La regola nominalistica (art. 1277 c.c.) si attaglia alle sole obbligazioni originariamente pecuniarie. Ove il “coniuge (…), in costanza di matrimonio, abbia provveduto a proprie spese a migliorie od ampliamenti dell’immobile di proprietà dell’altro coniuge ed in godimento del nucleo familiare” si è al di fuori di una relazione obbligatoria attuale.

L’attività si spiega con il vincolo solidaristico nascente dal matrimonio e non è di certo messa in atto nella prospettiva di costituire una obbligazione pecuniaria per l’altro coniuge.

Solo venuto meno il matrimonio sorge il diritto ad ottenere il rimborso.

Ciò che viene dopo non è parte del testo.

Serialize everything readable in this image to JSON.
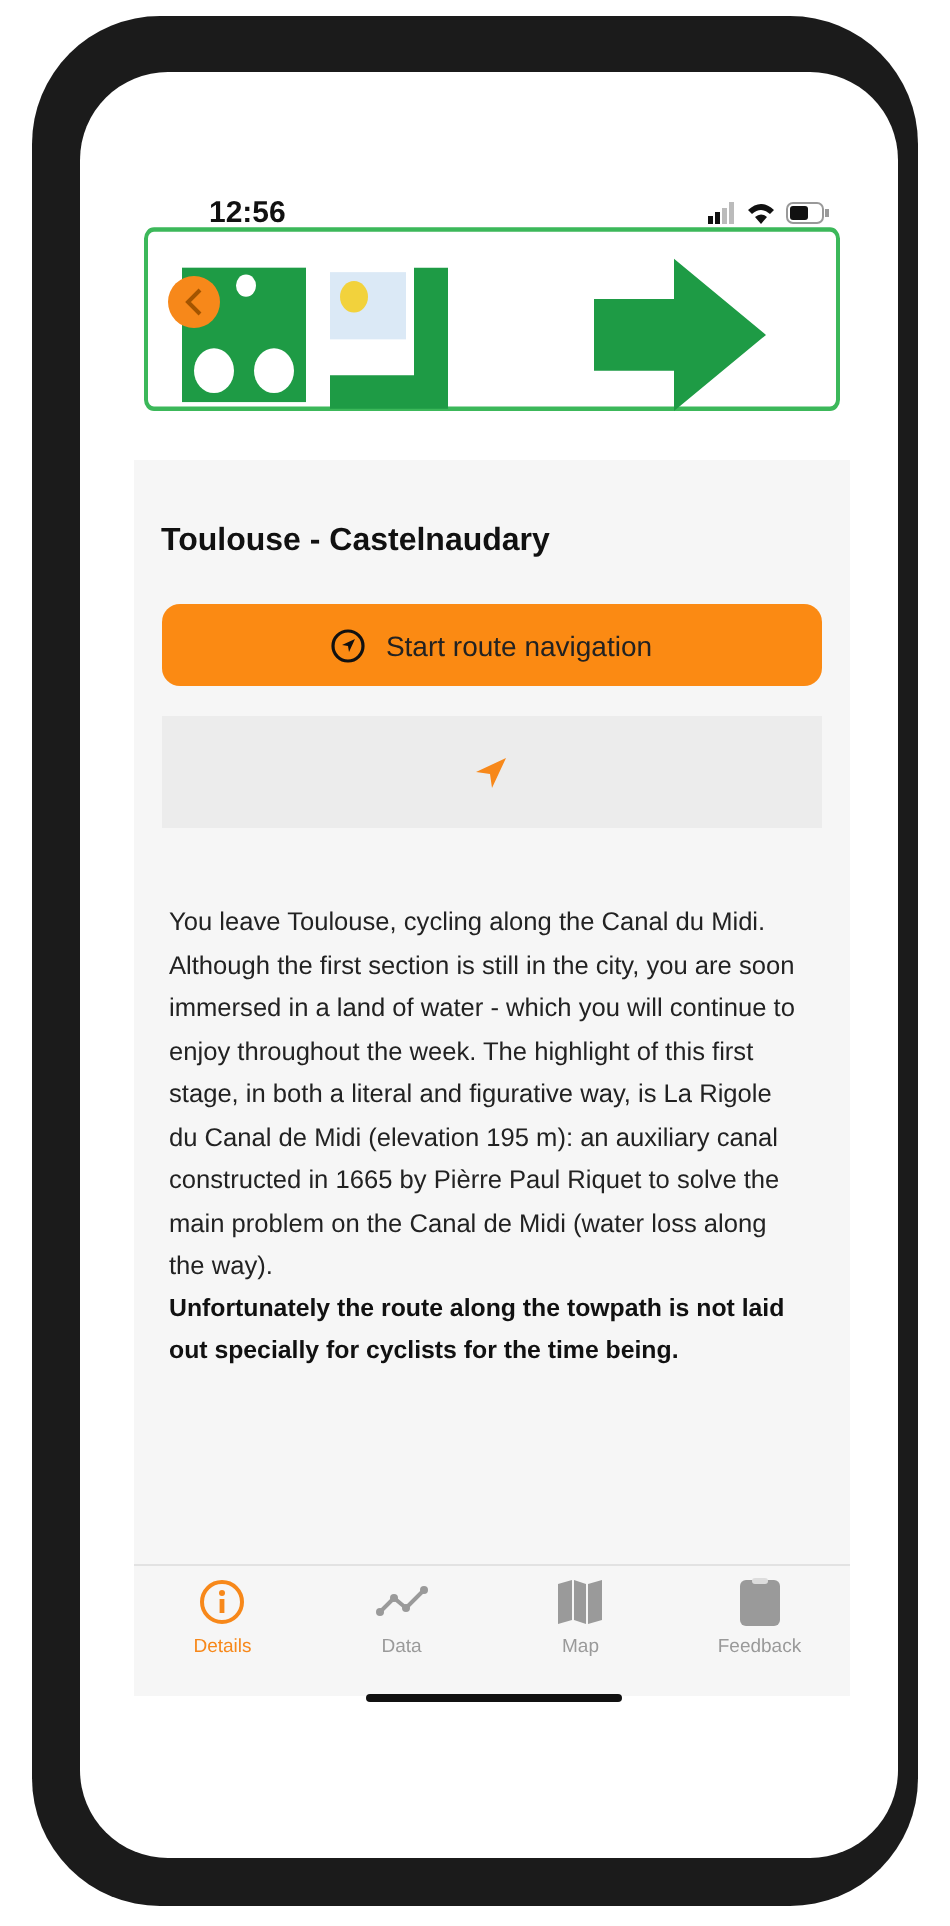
{
  "status_bar": {
    "time": "12:56"
  },
  "route": {
    "title": "Toulouse - Castelnaudary"
  },
  "start_button": {
    "label": "Start route navigation"
  },
  "description": "You leave Toulouse, cycling along the Canal du Midi. Although the first section is still in the city, you are soon immersed in a land of water - which you will continue to enjoy throughout the week. The highlight of this first stage, in both a literal and figurative way, is La Rigole du Canal de Midi (elevation 195 m): an auxiliary canal constructed in 1665 by Pièrre Paul Riquet to solve the main problem on the Canal de Midi (water loss along the way).",
  "note": "Unfortunately the route along the towpath is not laid out specially for cyclists for the time being.",
  "tabs": [
    {
      "label": "Details",
      "kind": "info",
      "selected": true
    },
    {
      "label": "Data",
      "kind": "chart",
      "selected": false
    },
    {
      "label": "Map",
      "kind": "map",
      "selected": false
    },
    {
      "label": "Feedback",
      "kind": "clipboard",
      "selected": false
    }
  ]
}
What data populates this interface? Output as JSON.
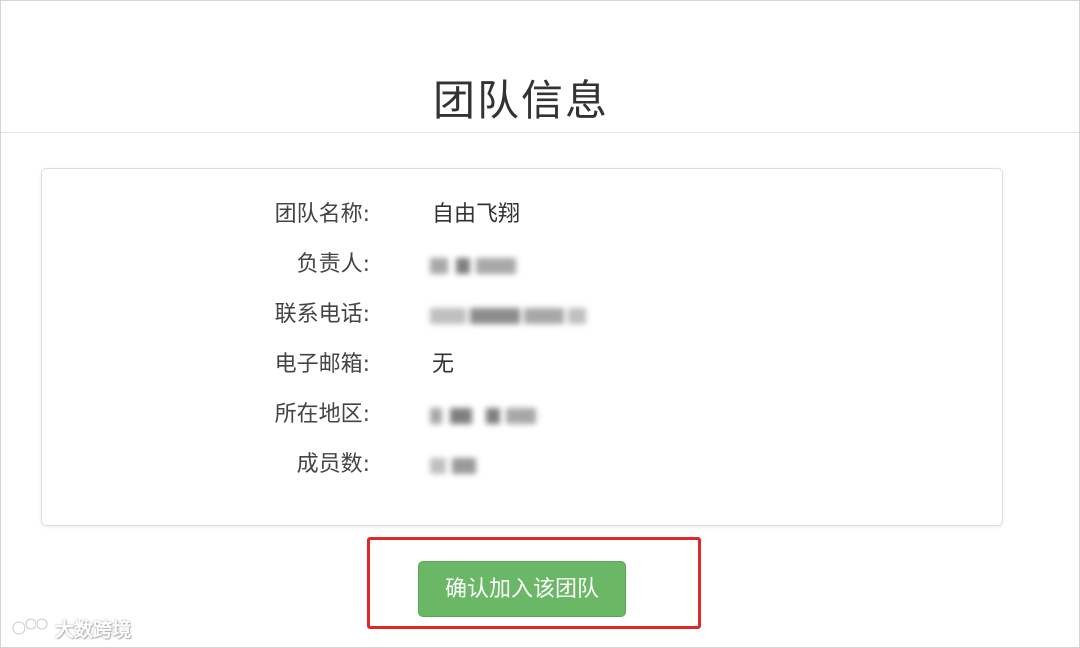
{
  "page": {
    "title": "团队信息"
  },
  "team_info": {
    "rows": [
      {
        "label": "团队名称:",
        "value": "自由飞翔",
        "redacted": false
      },
      {
        "label": "负责人:",
        "value": "",
        "redacted": true
      },
      {
        "label": "联系电话:",
        "value": "",
        "redacted": true
      },
      {
        "label": "电子邮箱:",
        "value": "无",
        "redacted": false
      },
      {
        "label": "所在地区:",
        "value": "",
        "redacted": true
      },
      {
        "label": "成员数:",
        "value": "",
        "redacted": true
      }
    ]
  },
  "actions": {
    "confirm_label": "确认加入该团队"
  },
  "annotation": {
    "highlight_color": "#e02828"
  },
  "watermark": {
    "text": "大数跨境",
    "icon": "brand-logo-icon"
  },
  "colors": {
    "button_bg": "#6ab865",
    "text": "#333333"
  }
}
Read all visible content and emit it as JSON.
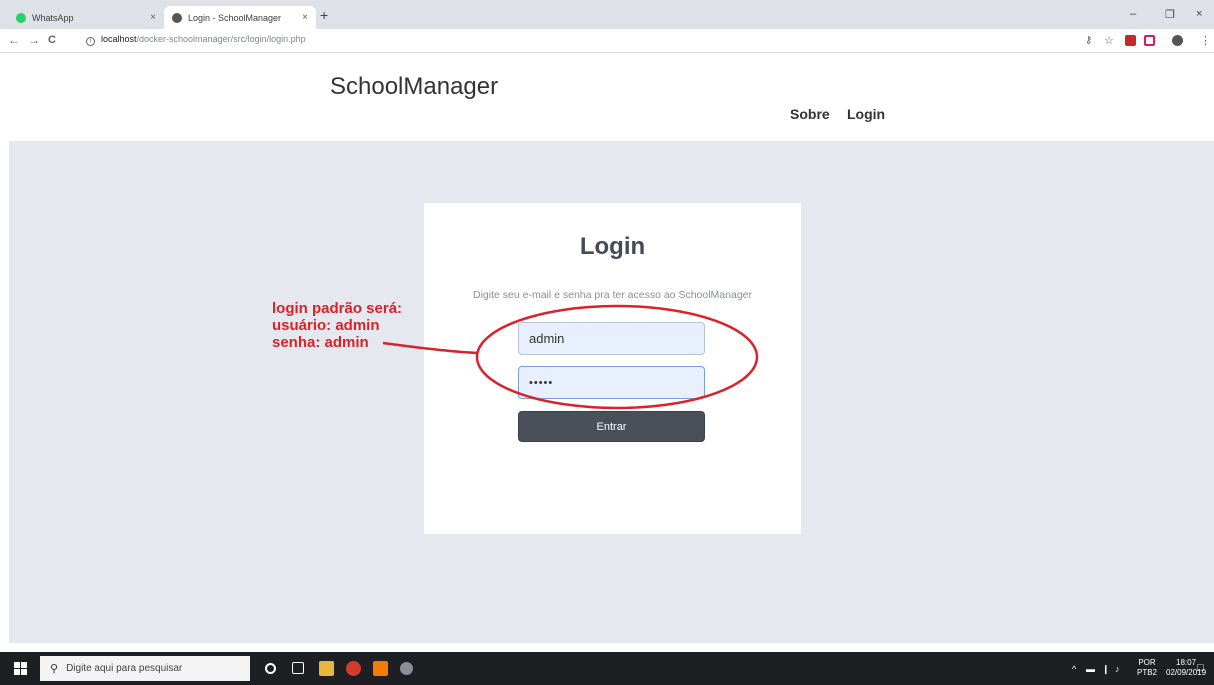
{
  "browser": {
    "tabs": [
      {
        "label": "WhatsApp",
        "close": "×",
        "active": false,
        "favicon_color": "#25d366"
      },
      {
        "label": "Login - SchoolManager",
        "close": "×",
        "active": true,
        "favicon_color": "#555555"
      }
    ],
    "new_tab": "+",
    "window_controls": {
      "minimize": "–",
      "restore": "❐",
      "close": "×"
    },
    "nav": {
      "back": "←",
      "forward": "→",
      "reload": "C"
    },
    "url_info": "i",
    "url_host": "localhost",
    "url_path": "/docker-schoolmanager/src/login/login.php",
    "toolbar_icons": {
      "key": "⚷",
      "star": "☆",
      "menu": "⋮"
    }
  },
  "site": {
    "brand": "SchoolManager",
    "nav": [
      {
        "label": "Sobre"
      },
      {
        "label": "Login"
      }
    ]
  },
  "login": {
    "title": "Login",
    "subtitle": "Digite seu e-mail e senha pra ter acesso ao SchoolManager",
    "username_value": "admin",
    "password_value": "•••••",
    "submit_label": "Entrar"
  },
  "annotation": {
    "lines": [
      "login padrão será:",
      "usuário: admin",
      "senha: admin"
    ],
    "color": "#d8232a"
  },
  "taskbar": {
    "search_placeholder": "Digite aqui para pesquisar",
    "lang_top": "POR",
    "lang_bottom": "PTB2",
    "time": "18:07",
    "date": "02/09/2019"
  }
}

Rimborso che, in assenza dei presupposti (come in questo caso ha constatato il Giudice del rinvio) perchè possa affermarsi la sussistenza di addizioni o migliorie, non potrà rivestire le vesti della specifica indennità disciplinata dall’art. 1150 c.c., commi da 3 a 5.

Tuttavia, non sussistono convincenti ragioni per negare al richiedente il diritto a recuperare il valore attuale dello speso, o, se si vuole, a reintegrare il proprio attuale patrimonio, non versandosi in presenza di una obbligazione originariamente pecuniaria, bensì di una obbligazione sorta a seguito della rottura del vincolo matrimoniale.

Da ciò consegue che, annullata sul punto la sentenza impugnata, decidendo nel merito, il rimborso in parola devesi liquidare, (S.U. n. 1712, 17/2/1995, Rv., 490480 e successive statuizioni, fino a giungere alla recente, Sez. 1, n. 18243, 17/9/2015, Rv. 636751) rivalutando annualmente gli importi anzidetti di Euro 8.924,95 e di Euro 20.685,03, secondo i coefficienti ISTAT (parametro civile FOI), oltre agli interessi al tasso legale sulle somme via via rivalutate sino ad oggi.

Il regolamento delle spese segue la soccombenza e le stesse vanno liquidate, tenuto conto del valore e della qualità della causa, nonchè delle svolte attività, siccome in dispositivo.

PQM

 

accoglie il secondo motivo, per quanto di ragione, e dichiara inammissibile il primo; cassa, in relazione al motivo accolto, e decidendo nel merito, dispone che il rimborso include la rivalutazione monetaria secondo gli indici ISTAT fino ad oggi e gli interessi legali sulla somma via via rivalutata sul già riconosciuto credito di Euro 8.924,95, nonchè sul già riconosciuto credito di Euro 20.685,03.

Condanna la resistente al pagamento delle spese legali del giudizio di legittimità e di quello di rinvio, che liquida in Euro 5.000,00 per ciascun giudizio, per compensi, oltre alle spese forfettarie nella misura del 15 per cento, agli esborsi liquidati in Euro 200,00, ed agli accessori di legge.

Così deciso in Roma, il 16 marzo 2017.